GÜNDEM

Oltalama İlanlarla Emlak Ofisine Çekilen Vatandaşlar Mağdur Oluyor

Ucuz fiyatlarla ilan verilen lüks daireler, alıcıları emlak ofislerine çekmek için ‘oltalama’ yöntemiyle kullanılıyor. Ancak tapusuz veya iskânsız çıkan evler sonrası vatandaş mağdur oluyor. Uzmanlar, sahte ilanlara karşı belgeli işlem uyarısı yapıyor.

Son dönemde popüler ilan sitelerinde “lüks” olarak tanımlanan konutların piyasa fiyatının çok altında listelenmesi, vatandaşları emlak ofislerine yönlendiren yeni bir dolandırıcılık modeline dönüştü. “Otomobil alınamayan fiyatlara” 2+1 veya 3+1 daireler vaat eden bu ilanlar, aslında bir pazarlama aracı olarak kullanılıyor. Ancak birçok vatandaş bu sistemin mağduru olmaya devam ediyor.

İlanlarda evlerin krediye uygun, tapulu ve iskânlı olduğu belirtiliyor. Görünürde hiçbir yasal sorunu bulunmayan bu konutlar için telefonla irtibat kuran alıcılar, “Ev sahibinin acil nakit ihtiyacı var” gibi gerekçelerle ofise davet ediliyor. Ancak emlak ofisine gelen vatandaşlar, çoğu zaman ilandaki evin ya proje aşamasında olduğunu ya da tapusunun ve iskânının olmadığını öğreniyor. Emlak ofisleri bu noktada, “Ev sahibi bizi de yanılttı” diyerek, daha yüksek fiyatlı başka daireleri pazarlamaya çalışıyor.

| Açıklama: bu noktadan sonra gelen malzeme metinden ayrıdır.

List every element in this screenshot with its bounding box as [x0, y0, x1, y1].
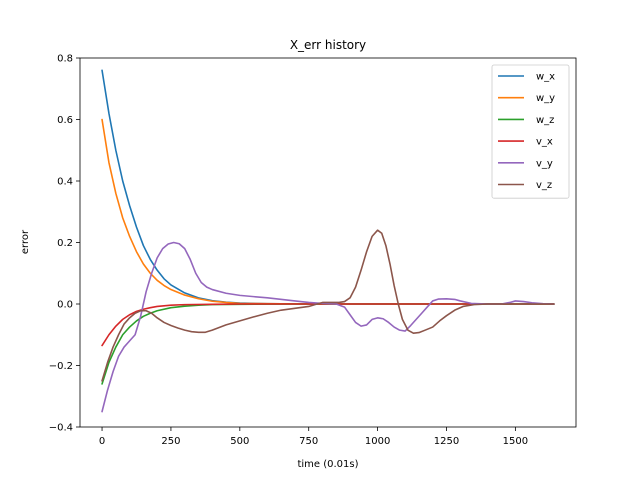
legend-label: v_z	[536, 180, 552, 191]
x-tick-label: 750	[299, 436, 318, 447]
legend: w_x w_y w_z v_x v_y v_z	[491, 64, 570, 199]
y-tick-label: −0.2	[49, 361, 73, 372]
chart-title: X_err history	[290, 38, 366, 52]
legend-label: w_y	[536, 93, 555, 104]
x-tick-label: 0	[99, 436, 105, 447]
legend-label: v_y	[536, 158, 553, 169]
x-axis: 0 250 500 750 1000 1250 1500	[99, 427, 528, 447]
series-layer	[101, 69, 555, 413]
legend-label: w_z	[536, 115, 554, 126]
y-axis-label: error	[20, 229, 31, 254]
x-tick-label: 500	[230, 436, 249, 447]
y-tick-label: 0.2	[57, 238, 73, 249]
series-line-v-x	[101, 303, 555, 347]
x-tick-label: 1000	[365, 436, 390, 447]
y-axis: −0.4 −0.2 0.0 0.2 0.4 0.6 0.8	[49, 54, 80, 434]
y-tick-label: 0.6	[57, 115, 73, 126]
x-tick-label: 1500	[503, 436, 528, 447]
series-line-v-y	[101, 241, 555, 413]
y-tick-label: 0.0	[57, 300, 73, 311]
y-tick-label: −0.4	[49, 423, 73, 434]
legend-label: w_x	[536, 72, 555, 83]
y-tick-label: 0.4	[57, 177, 73, 188]
x-tick-label: 250	[161, 436, 180, 447]
x-axis-label: time (0.01s)	[297, 459, 358, 470]
legend-box	[491, 64, 570, 199]
y-tick-label: 0.8	[57, 54, 73, 65]
legend-label: v_x	[536, 137, 553, 148]
series-line-v-z	[101, 229, 555, 382]
x-tick-label: 1250	[434, 436, 459, 447]
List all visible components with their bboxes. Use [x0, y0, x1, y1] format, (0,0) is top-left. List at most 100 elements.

Sektörde ‘oltalama’ olarak adlandırılan bu yöntemde, alıcının ofise gelmesi esas hedef olarak belirleniyor. Tüketici platformlarında yer alan çok sayıda şikâyette, vatandaşların vaat edilen konutun niteliklerine güvenerek ofise gittiği, hatta kapora ödediği, ancak daha sonra konutun yasal ve fiziksel eksikleri nedeniyle alımdan vazgeçtiği belirtiliyor. Kapora ödeyen bazı vatandaşlar ise geri ödeme alamadıklarını ifade ediyor.

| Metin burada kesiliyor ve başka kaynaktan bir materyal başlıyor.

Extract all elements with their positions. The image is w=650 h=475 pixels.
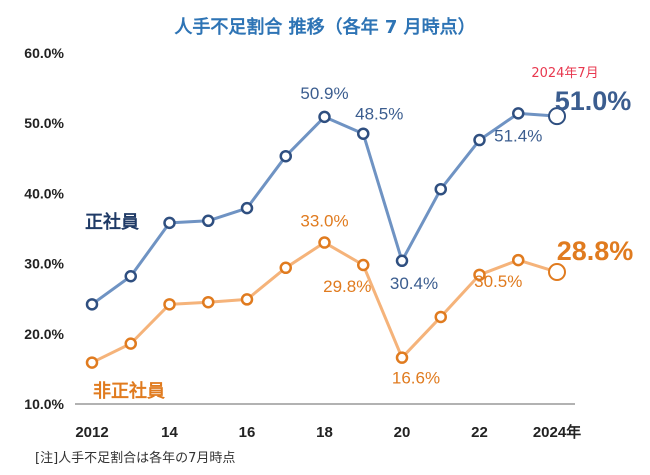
data-label: 48.5% (355, 105, 403, 124)
data-point (473, 268, 486, 282)
x-tick-label: 16 (239, 424, 256, 441)
data-label: 30.4% (390, 274, 438, 293)
data-point (85, 298, 99, 311)
data-label: 16.6% (392, 369, 440, 388)
x-tick-label: 22 (471, 424, 488, 441)
data-label: 33.0% (300, 212, 348, 231)
data-label: 51.4% (494, 126, 542, 145)
series-line-nonregular (91, 241, 558, 364)
data-label: 28.8% (557, 236, 634, 266)
data-point (202, 295, 215, 309)
x-tick-label: 2024年 (533, 423, 581, 441)
y-tick-label: 30.0% (24, 256, 64, 272)
data-point (395, 351, 409, 364)
annotation-2024: 2024年7月 (531, 66, 598, 81)
data-point (318, 110, 331, 124)
data-point (357, 258, 370, 272)
data-point (434, 310, 447, 324)
y-tick-label: 60.0% (24, 45, 64, 61)
data-point (202, 214, 215, 228)
x-tick-label: 20 (394, 424, 411, 441)
data-point (512, 253, 525, 267)
x-tick-label: 2012 (75, 424, 108, 441)
chart-title: 人手不足割合 推移（各年 7 月時点） (174, 16, 475, 38)
data-point (240, 201, 254, 215)
data-point (548, 263, 566, 282)
data-point (434, 182, 447, 196)
data-point (240, 293, 254, 306)
x-axis: 2012 14 16 18 20 22 2024年 (75, 423, 581, 441)
footnote: [注]人手不足割合は各年の7月時点 (35, 450, 235, 466)
data-point (548, 107, 566, 126)
y-tick-label: 50.0% (24, 115, 64, 131)
data-label: 30.5% (474, 272, 522, 291)
y-tick-label: 10.0% (24, 396, 64, 412)
x-tick-label: 14 (161, 424, 178, 441)
data-point (124, 337, 137, 350)
data-label: 51.0% (555, 86, 632, 116)
x-tick-label: 18 (316, 424, 333, 441)
data-point (124, 269, 137, 283)
y-tick-label: 40.0% (24, 185, 64, 201)
data-point (512, 107, 525, 120)
data-point (163, 216, 176, 230)
data-point (85, 356, 99, 369)
data-point (318, 236, 331, 249)
series-label-regular: 正社員 (85, 211, 139, 233)
series-label-nonregular: 非正社員 (93, 380, 165, 402)
y-axis: 10.0% 20.0% 30.0% 40.0% 50.0% 60.0% (24, 45, 64, 412)
data-point (395, 254, 409, 268)
data-point (473, 133, 486, 147)
data-point (357, 127, 370, 140)
data-labels: 50.9% 48.5% 30.4% 51.4% 51.0% 33.0% 29.8% 16.6%… (300, 84, 633, 388)
data-point (279, 261, 292, 275)
data-point (163, 298, 176, 311)
data-label: 50.9% (300, 84, 348, 103)
y-tick-label: 20.0% (24, 326, 64, 342)
data-label: 29.8% (323, 277, 371, 296)
series-markers (85, 107, 566, 369)
data-point (279, 149, 292, 163)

Türkiye gazetesine konuşan emlak sektörü kaynaklarına göre, bir müşterinin telefonda alım kararı verme oranı yüzde 20 civarında kalırken, yüz yüze görüşmelerde bu oran yüzde 55’e kadar yükseliyor. Bu nedenle birçok emlak ofisi dikkat çekici ancak gerçeği yansıtmayan ilanlarla tüketiciyi ofise çekmeye çalışıyor. Bazı ofisler, alıcıyı ikna etmek için ayrı odalar bile kullanıyor. “İkna odası” olarak adlandırılan bu alanlarda, profesyonel satış temsilcileri daha pahalı ve problemli daireleri pazarlamaya odaklanıyor.

Konuya ilişkin görüş bildiren bazı emlak danışmanları, bu yöntemin etik olmadığını ve sektöre zarar verdiğini belirtiyor. Bir ofis yetkilisi, “Rekabetin yoğun olduğu sektörde ilanlar bir pazarlama aracı haline geldi. Ancak alıcının yanıltılması hem güveni sarsıyor hem sektöre olan bakışı olumsuz etkiliyor” dedi. Bir diğer danışman ise “Piyasa ortalamasının çok altındaki ilanlara şüpheyle yaklaşmak gerekir. Görmeden daireye kapora verilmemeli, tapu, kat mülkiyeti ve iskân belgeleri mutlaka talep edilmeli” uyarısında bulundu.

Ticaret Bakanlığı’nın yayınladığı genelgeye göre, satışı yapılacak gayrimenkule ilişkin tüm bilgiler ilanlarda eksiksiz ve doğru şekilde yer almak zorunda. Ancak sahte ya da yanıltıcı ilanlar hâlâ internet ortamında gri bir alan oluşturuyor. Bakanlık son düzenlemelerle sahte ilanların önüne geçmeyi hedeflese de, aldatıcı pazarlama yöntemleri nedeniyle vatandaşların dikkatli ve belgeli işlem yapması öneriliyor.